6 Responses to ““Faithful Place” by Tana French”

  1. SFP Says:

    I thought Stephen would be the main character in the next book, just like you, but I’ve since read an interview with French and it’s going to be the other guy (I’ve forgotten his name), Stephen’s boss.

    It’ll be interesting to see how she turns him around and makes him someone we care about.

  2. Steph Says:

    I felt similarly to you about this one. I loved it because it’s Tana French, but I still think that The Likeness is her best book to date. The mystery felt far more conventional and predictable in this one, and while the family and social dynamics in Faithful Place are interesting and quite different from the slice of Irish life explored in her previous novels, I felt I was less invested in Frank than I was with past narrators, Rob Ryan and Cassie Maddox.

    Also, a friend of mine interviewed French about the star of her next book - I assumed it would be Stephen Moran, but it’s not! Of course, I can’t remember who it is at this point, but I do remember that it isn’t Stephen, though I agree that it seems likely he’ll get his own book one of these days.
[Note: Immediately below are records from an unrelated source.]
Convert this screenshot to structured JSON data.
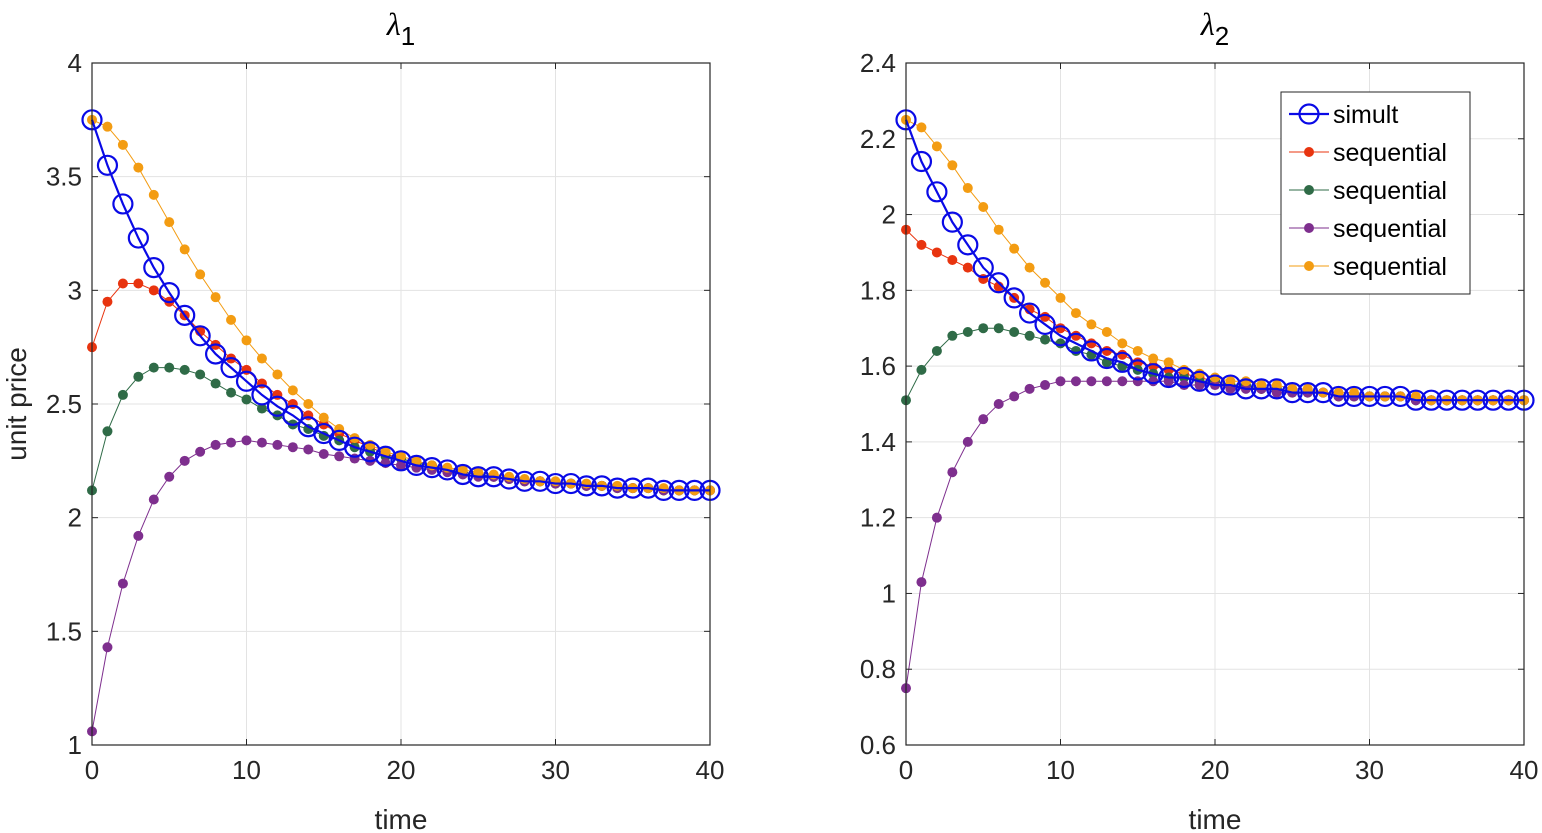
{
  "chart_data": [
    {
      "type": "line",
      "title": "λ",
      "title_subscript": "1",
      "xlabel": "time",
      "ylabel": "unit price",
      "xlim": [
        0,
        40
      ],
      "ylim": [
        1,
        4
      ],
      "xticks": [
        0,
        10,
        20,
        30,
        40
      ],
      "yticks": [
        1,
        1.5,
        2,
        2.5,
        3,
        3.5,
        4
      ],
      "xtick_labels": [
        "0",
        "10",
        "20",
        "30",
        "40"
      ],
      "ytick_labels": [
        "1",
        "1.5",
        "2",
        "2.5",
        "3",
        "3.5",
        "4"
      ],
      "grid": true,
      "legend": false,
      "x": [
        0,
        1,
        2,
        3,
        4,
        5,
        6,
        7,
        8,
        9,
        10,
        11,
        12,
        13,
        14,
        15,
        16,
        17,
        18,
        19,
        20,
        21,
        22,
        23,
        24,
        25,
        26,
        27,
        28,
        29,
        30,
        31,
        32,
        33,
        34,
        35,
        36,
        37,
        38,
        39,
        40
      ],
      "series": [
        {
          "name": "sequential",
          "color": "#e8340f",
          "marker": "dot",
          "values": [
            2.75,
            2.95,
            3.03,
            3.03,
            3.0,
            2.95,
            2.89,
            2.82,
            2.76,
            2.7,
            2.65,
            2.59,
            2.54,
            2.5,
            2.45,
            2.41,
            2.37,
            2.34,
            2.31,
            2.28,
            2.26,
            2.24,
            2.23,
            2.21,
            2.2,
            2.19,
            2.18,
            2.17,
            2.16,
            2.16,
            2.15,
            2.15,
            2.14,
            2.14,
            2.13,
            2.13,
            2.13,
            2.12,
            2.12,
            2.12,
            2.12
          ]
        },
        {
          "name": "sequential",
          "color": "#2f6b47",
          "marker": "dot",
          "values": [
            2.12,
            2.38,
            2.54,
            2.62,
            2.66,
            2.66,
            2.65,
            2.63,
            2.59,
            2.55,
            2.52,
            2.48,
            2.45,
            2.41,
            2.39,
            2.36,
            2.34,
            2.31,
            2.29,
            2.27,
            2.26,
            2.24,
            2.23,
            2.21,
            2.2,
            2.19,
            2.18,
            2.17,
            2.16,
            2.16,
            2.15,
            2.15,
            2.14,
            2.14,
            2.13,
            2.13,
            2.13,
            2.12,
            2.12,
            2.12,
            2.12
          ]
        },
        {
          "name": "sequential",
          "color": "#7e2f8e",
          "marker": "dot",
          "values": [
            1.06,
            1.43,
            1.71,
            1.92,
            2.08,
            2.18,
            2.25,
            2.29,
            2.32,
            2.33,
            2.34,
            2.33,
            2.32,
            2.31,
            2.3,
            2.28,
            2.27,
            2.26,
            2.25,
            2.24,
            2.23,
            2.22,
            2.21,
            2.2,
            2.19,
            2.18,
            2.18,
            2.17,
            2.16,
            2.16,
            2.15,
            2.15,
            2.14,
            2.14,
            2.13,
            2.13,
            2.13,
            2.12,
            2.12,
            2.12,
            2.12
          ]
        },
        {
          "name": "sequential",
          "color": "#f39c12",
          "marker": "dot",
          "values": [
            3.75,
            3.72,
            3.64,
            3.54,
            3.42,
            3.3,
            3.18,
            3.07,
            2.97,
            2.87,
            2.78,
            2.7,
            2.63,
            2.56,
            2.5,
            2.44,
            2.39,
            2.35,
            2.32,
            2.29,
            2.27,
            2.25,
            2.23,
            2.22,
            2.21,
            2.2,
            2.19,
            2.18,
            2.17,
            2.16,
            2.16,
            2.15,
            2.15,
            2.14,
            2.14,
            2.13,
            2.13,
            2.13,
            2.12,
            2.12,
            2.12
          ]
        },
        {
          "name": "simult",
          "color": "#0a0ae6",
          "marker": "circle",
          "values": [
            3.75,
            3.55,
            3.38,
            3.23,
            3.1,
            2.99,
            2.89,
            2.8,
            2.72,
            2.66,
            2.6,
            2.54,
            2.49,
            2.45,
            2.4,
            2.37,
            2.34,
            2.31,
            2.29,
            2.27,
            2.25,
            2.23,
            2.22,
            2.21,
            2.19,
            2.18,
            2.18,
            2.17,
            2.16,
            2.16,
            2.15,
            2.15,
            2.14,
            2.14,
            2.13,
            2.13,
            2.13,
            2.12,
            2.12,
            2.12,
            2.12
          ]
        }
      ]
    },
    {
      "type": "line",
      "title": "λ",
      "title_subscript": "2",
      "xlabel": "time",
      "ylabel": "",
      "xlim": [
        0,
        40
      ],
      "ylim": [
        0.6,
        2.4
      ],
      "xticks": [
        0,
        10,
        20,
        30,
        40
      ],
      "yticks": [
        0.6,
        0.8,
        1,
        1.2,
        1.4,
        1.6,
        1.8,
        2,
        2.2,
        2.4
      ],
      "xtick_labels": [
        "0",
        "10",
        "20",
        "30",
        "40"
      ],
      "ytick_labels": [
        "0.6",
        "0.8",
        "1",
        "1.2",
        "1.4",
        "1.6",
        "1.8",
        "2",
        "2.2",
        "2.4"
      ],
      "grid": true,
      "legend": true,
      "legend_location": "top-right",
      "legend_entries": [
        "simult",
        "sequential",
        "sequential",
        "sequential",
        "sequential"
      ],
      "x": [
        0,
        1,
        2,
        3,
        4,
        5,
        6,
        7,
        8,
        9,
        10,
        11,
        12,
        13,
        14,
        15,
        16,
        17,
        18,
        19,
        20,
        21,
        22,
        23,
        24,
        25,
        26,
        27,
        28,
        29,
        30,
        31,
        32,
        33,
        34,
        35,
        36,
        37,
        38,
        39,
        40
      ],
      "series": [
        {
          "name": "sequential",
          "color": "#e8340f",
          "marker": "dot",
          "values": [
            1.96,
            1.92,
            1.9,
            1.88,
            1.86,
            1.83,
            1.81,
            1.78,
            1.75,
            1.73,
            1.7,
            1.68,
            1.66,
            1.64,
            1.63,
            1.61,
            1.6,
            1.59,
            1.58,
            1.57,
            1.56,
            1.55,
            1.55,
            1.54,
            1.54,
            1.53,
            1.53,
            1.53,
            1.52,
            1.52,
            1.52,
            1.52,
            1.52,
            1.51,
            1.51,
            1.51,
            1.51,
            1.51,
            1.51,
            1.51,
            1.51
          ]
        },
        {
          "name": "sequential",
          "color": "#2f6b47",
          "marker": "dot",
          "values": [
            1.51,
            1.59,
            1.64,
            1.68,
            1.69,
            1.7,
            1.7,
            1.69,
            1.68,
            1.67,
            1.66,
            1.64,
            1.63,
            1.61,
            1.6,
            1.59,
            1.58,
            1.57,
            1.57,
            1.56,
            1.56,
            1.55,
            1.55,
            1.54,
            1.54,
            1.53,
            1.53,
            1.53,
            1.52,
            1.52,
            1.52,
            1.52,
            1.52,
            1.51,
            1.51,
            1.51,
            1.51,
            1.51,
            1.51,
            1.51,
            1.51
          ]
        },
        {
          "name": "sequential",
          "color": "#7e2f8e",
          "marker": "dot",
          "values": [
            0.75,
            1.03,
            1.2,
            1.32,
            1.4,
            1.46,
            1.5,
            1.52,
            1.54,
            1.55,
            1.56,
            1.56,
            1.56,
            1.56,
            1.56,
            1.56,
            1.56,
            1.56,
            1.55,
            1.55,
            1.55,
            1.54,
            1.54,
            1.54,
            1.53,
            1.53,
            1.53,
            1.53,
            1.52,
            1.52,
            1.52,
            1.52,
            1.52,
            1.51,
            1.51,
            1.51,
            1.51,
            1.51,
            1.51,
            1.51,
            1.51
          ]
        },
        {
          "name": "sequential",
          "color": "#f39c12",
          "marker": "dot",
          "values": [
            2.25,
            2.23,
            2.18,
            2.13,
            2.07,
            2.02,
            1.96,
            1.91,
            1.86,
            1.82,
            1.78,
            1.74,
            1.71,
            1.69,
            1.66,
            1.64,
            1.62,
            1.61,
            1.59,
            1.58,
            1.57,
            1.56,
            1.56,
            1.55,
            1.55,
            1.54,
            1.54,
            1.53,
            1.53,
            1.53,
            1.52,
            1.52,
            1.52,
            1.52,
            1.51,
            1.51,
            1.51,
            1.51,
            1.51,
            1.51,
            1.51
          ]
        },
        {
          "name": "simult",
          "color": "#0a0ae6",
          "marker": "circle",
          "values": [
            2.25,
            2.14,
            2.06,
            1.98,
            1.92,
            1.86,
            1.82,
            1.78,
            1.74,
            1.71,
            1.68,
            1.66,
            1.64,
            1.62,
            1.61,
            1.59,
            1.58,
            1.57,
            1.57,
            1.56,
            1.55,
            1.55,
            1.54,
            1.54,
            1.54,
            1.53,
            1.53,
            1.53,
            1.52,
            1.52,
            1.52,
            1.52,
            1.52,
            1.51,
            1.51,
            1.51,
            1.51,
            1.51,
            1.51,
            1.51,
            1.51
          ]
        }
      ]
    }
  ]
}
    And you really do have to love the way French captures the melodious quality of the Irish dialect!

  3. girldetective Says:

    SFP and Steph, is it Scorcher Kennedy?

  4. Steph Says:

    Yes, it’s Scorcher! I’m still hoping for books on Stephen and Sam!

  5. Kate Says:

    I read this at the beach this year, as did my good friend and mom. My problem was that I was distracted from early on by the fact I knew who the killer was. My mom and friend (who weren’t bothered by this) claim that they think she doesn’t care about the structure of murder novels as much as writing about family dynamics and the (beautiful) descriptions of being young and in love and ready to leave everything. This may be true, but if it’s the case, I sort of wish she wouldn’t write in that genre. The problem is that if I can see the big neon sign flashing over the murderer’s head, I start to lose faith when my sympathetic main character can’t see the same sign. Maybe there are all sorts of reasons for this obtuseness on the part of Frank, but at the same time, he was so willing to believe one person in his life was the killer, I couldn’t believe it took him so long to hone in on the other person who actually was the killer. Finally, we never did find out exactly what happened to Kevin, as I recall. I loved large swaths of this book, and I actually didn’t mind the divorced cop trope because I liked the wife and the daughter (there was a point I was very nervous about the daughter’s safety, though), and the relationships between the three of them. The family was memorable and interesting, and my heart ached for Rose, but I was so distracted by the murder that it interfered with my enjoyment of the book.

  6. girldetective Says:

    Kate, as you can see I had a similar concern about how the mystery wasn’t that mysterious; the killer and motive were pretty clear early on. Also, I’ve noticed that in each of her three books, she’s left a blank, so I have to believe this is deliberate: In the Woods we never find out what happened to the original kids (and this, I think, is why people have a problem with this novel), The Likeness we never find out “Lexie’s” past, and in this one we don’t find out what exactly happened to Kevin. I think in each case, it’s a tantalizing omission, yet one that’s not critical to the arc of the book. I think the mystery and the psychology were more evenly balanced in The Likeness, and the hole in In the Woods was too gaping to feel good about the ending, while the relative obviousness of the villain here was what felt unbalanced.